The Abukuma River in Fukushima overflowed, causing flooding in cities like Koriyama

▼ And Motomiya.

With waters rising to up to four metres (13 feet) in some parts, the Japan Self-Defence Forces scrambled to the area to rescue stranded residents.

The JSDF were also called to the Hoyasu district in Nagano, where a levee broke on the Chikuma River, inundating the nearby residential district with water that rose as high as the second storey on homes.

The JSDF worked with local disaster prevention staff during the rescue operation to pinpoint residents that needed to be evacuated by helicopter. Twitter proved to be a vital resource in this regard, as rescue teams kept an eye out for emergency hashtags online.

One of the recommended hashtags to use in an emergency situation is #救助 (#kyuujo), which means “rescue”, and it should be included with location information and a photo or video showing your current situation.

Many people in need of rescuing today used the #救助 hashtag, along with the hashtag #救助要請 (#kyuujo yosei) which means “appeal for rescue” and #台風19号長野県被害 (“Typhoon No. 19 Nagano Prefecture Damage“), as instructed by the Nagano Prefecture Disaster Prevention Twitter account.

The images of dangerously high floodwaters and information about the household members who needed saving was a heartbreaking read (and one that Nagano Prefecture recommended people delete for personal safety reasons immediately after rescue) but it proved to be successful, as there were no deaths or casualties in relation to the Chikuma rescue emergency as a result.

▼ The police, fire department, and the Self-Defense Forces rescued more than 110,000 people due to the typhoon.

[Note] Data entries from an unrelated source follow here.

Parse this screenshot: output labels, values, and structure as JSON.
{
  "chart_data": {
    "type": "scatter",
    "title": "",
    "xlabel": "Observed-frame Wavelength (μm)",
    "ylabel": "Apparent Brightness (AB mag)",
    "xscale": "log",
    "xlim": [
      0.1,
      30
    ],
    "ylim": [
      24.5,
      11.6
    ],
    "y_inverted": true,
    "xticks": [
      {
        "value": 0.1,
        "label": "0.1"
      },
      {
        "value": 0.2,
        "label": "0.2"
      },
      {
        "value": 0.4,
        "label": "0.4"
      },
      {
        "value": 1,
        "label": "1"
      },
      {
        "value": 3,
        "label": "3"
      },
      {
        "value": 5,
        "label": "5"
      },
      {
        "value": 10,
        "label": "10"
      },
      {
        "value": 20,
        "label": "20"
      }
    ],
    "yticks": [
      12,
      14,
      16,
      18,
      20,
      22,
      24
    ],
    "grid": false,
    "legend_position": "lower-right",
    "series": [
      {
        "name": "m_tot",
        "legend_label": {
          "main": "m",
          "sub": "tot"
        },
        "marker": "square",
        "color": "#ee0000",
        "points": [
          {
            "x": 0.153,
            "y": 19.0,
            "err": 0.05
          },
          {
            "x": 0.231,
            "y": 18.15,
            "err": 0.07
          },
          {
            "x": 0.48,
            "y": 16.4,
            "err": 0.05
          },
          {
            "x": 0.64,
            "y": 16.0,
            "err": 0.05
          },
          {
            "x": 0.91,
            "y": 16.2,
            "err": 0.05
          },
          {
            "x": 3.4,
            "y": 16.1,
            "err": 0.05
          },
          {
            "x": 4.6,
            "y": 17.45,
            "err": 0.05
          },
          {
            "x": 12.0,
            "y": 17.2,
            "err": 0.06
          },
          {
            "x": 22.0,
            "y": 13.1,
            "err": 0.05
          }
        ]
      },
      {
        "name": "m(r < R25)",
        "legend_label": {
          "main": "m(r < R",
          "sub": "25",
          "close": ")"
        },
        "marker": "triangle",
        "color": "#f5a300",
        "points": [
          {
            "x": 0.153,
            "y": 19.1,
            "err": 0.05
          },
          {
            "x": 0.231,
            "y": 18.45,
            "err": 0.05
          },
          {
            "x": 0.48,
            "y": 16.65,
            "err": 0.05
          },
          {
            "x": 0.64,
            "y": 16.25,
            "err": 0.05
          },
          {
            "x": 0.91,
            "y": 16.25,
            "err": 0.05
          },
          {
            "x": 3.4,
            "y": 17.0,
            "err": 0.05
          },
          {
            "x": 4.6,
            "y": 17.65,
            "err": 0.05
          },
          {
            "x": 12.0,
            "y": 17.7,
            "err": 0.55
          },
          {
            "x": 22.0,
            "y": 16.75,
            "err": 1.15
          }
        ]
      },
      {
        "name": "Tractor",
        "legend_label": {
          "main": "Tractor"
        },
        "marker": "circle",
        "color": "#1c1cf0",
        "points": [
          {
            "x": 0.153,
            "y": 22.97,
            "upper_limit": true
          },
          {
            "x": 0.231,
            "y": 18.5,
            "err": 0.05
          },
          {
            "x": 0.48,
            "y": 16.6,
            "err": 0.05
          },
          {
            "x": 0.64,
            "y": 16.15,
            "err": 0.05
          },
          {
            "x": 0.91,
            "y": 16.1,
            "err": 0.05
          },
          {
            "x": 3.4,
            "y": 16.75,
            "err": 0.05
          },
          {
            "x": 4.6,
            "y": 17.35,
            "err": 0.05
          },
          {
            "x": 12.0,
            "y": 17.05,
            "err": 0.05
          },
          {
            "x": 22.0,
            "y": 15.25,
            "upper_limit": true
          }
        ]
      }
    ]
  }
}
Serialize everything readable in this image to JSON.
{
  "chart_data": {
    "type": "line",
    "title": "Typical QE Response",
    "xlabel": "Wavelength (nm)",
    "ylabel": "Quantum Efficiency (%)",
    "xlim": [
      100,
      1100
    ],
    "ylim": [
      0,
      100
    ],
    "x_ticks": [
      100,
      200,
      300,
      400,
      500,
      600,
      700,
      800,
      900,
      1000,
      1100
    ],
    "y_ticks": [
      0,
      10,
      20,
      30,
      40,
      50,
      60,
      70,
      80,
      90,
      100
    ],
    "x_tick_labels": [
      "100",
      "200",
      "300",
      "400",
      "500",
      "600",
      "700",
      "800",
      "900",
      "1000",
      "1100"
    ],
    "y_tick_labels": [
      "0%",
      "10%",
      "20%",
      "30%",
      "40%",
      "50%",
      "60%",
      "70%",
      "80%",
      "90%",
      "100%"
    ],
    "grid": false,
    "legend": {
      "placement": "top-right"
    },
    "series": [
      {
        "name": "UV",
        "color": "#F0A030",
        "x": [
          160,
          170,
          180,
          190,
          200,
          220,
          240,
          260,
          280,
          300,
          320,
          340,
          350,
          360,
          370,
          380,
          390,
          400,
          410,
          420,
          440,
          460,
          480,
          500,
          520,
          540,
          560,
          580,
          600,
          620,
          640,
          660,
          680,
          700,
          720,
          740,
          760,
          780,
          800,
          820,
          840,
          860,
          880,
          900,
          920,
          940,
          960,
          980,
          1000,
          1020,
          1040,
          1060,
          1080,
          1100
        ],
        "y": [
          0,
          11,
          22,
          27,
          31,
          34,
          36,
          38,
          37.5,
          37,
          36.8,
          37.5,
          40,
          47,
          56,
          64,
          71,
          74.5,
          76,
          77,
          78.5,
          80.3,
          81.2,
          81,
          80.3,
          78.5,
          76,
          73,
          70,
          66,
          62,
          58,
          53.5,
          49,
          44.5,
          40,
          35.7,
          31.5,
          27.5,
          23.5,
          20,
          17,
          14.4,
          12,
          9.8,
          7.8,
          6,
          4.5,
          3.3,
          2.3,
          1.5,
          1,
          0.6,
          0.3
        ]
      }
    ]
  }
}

According to East Japan Railway Company, however, one-third of its Hokuriku Shinkansen line bullet trains were badly damaged by flooding from the Chikuma River.

The trains above, which were located at a carriage centre in Akanuma used for repairing and storing Shinkansen, were damaged after water entered the facility.

With 10 trains, (a total of 120 carriages) damaged by the floodwaters, JR East were unable to fully resume service on the Hokuriku line today and may have to operate with fewer trains on the line in the immediate future.

The Ministry of Land, Infrastructure, Transport and Tourism is proceeding with drainage work at affected areas, and now that the typhoon has passed through Japan, the country is hoping this marks the end to this year’s typhoon season.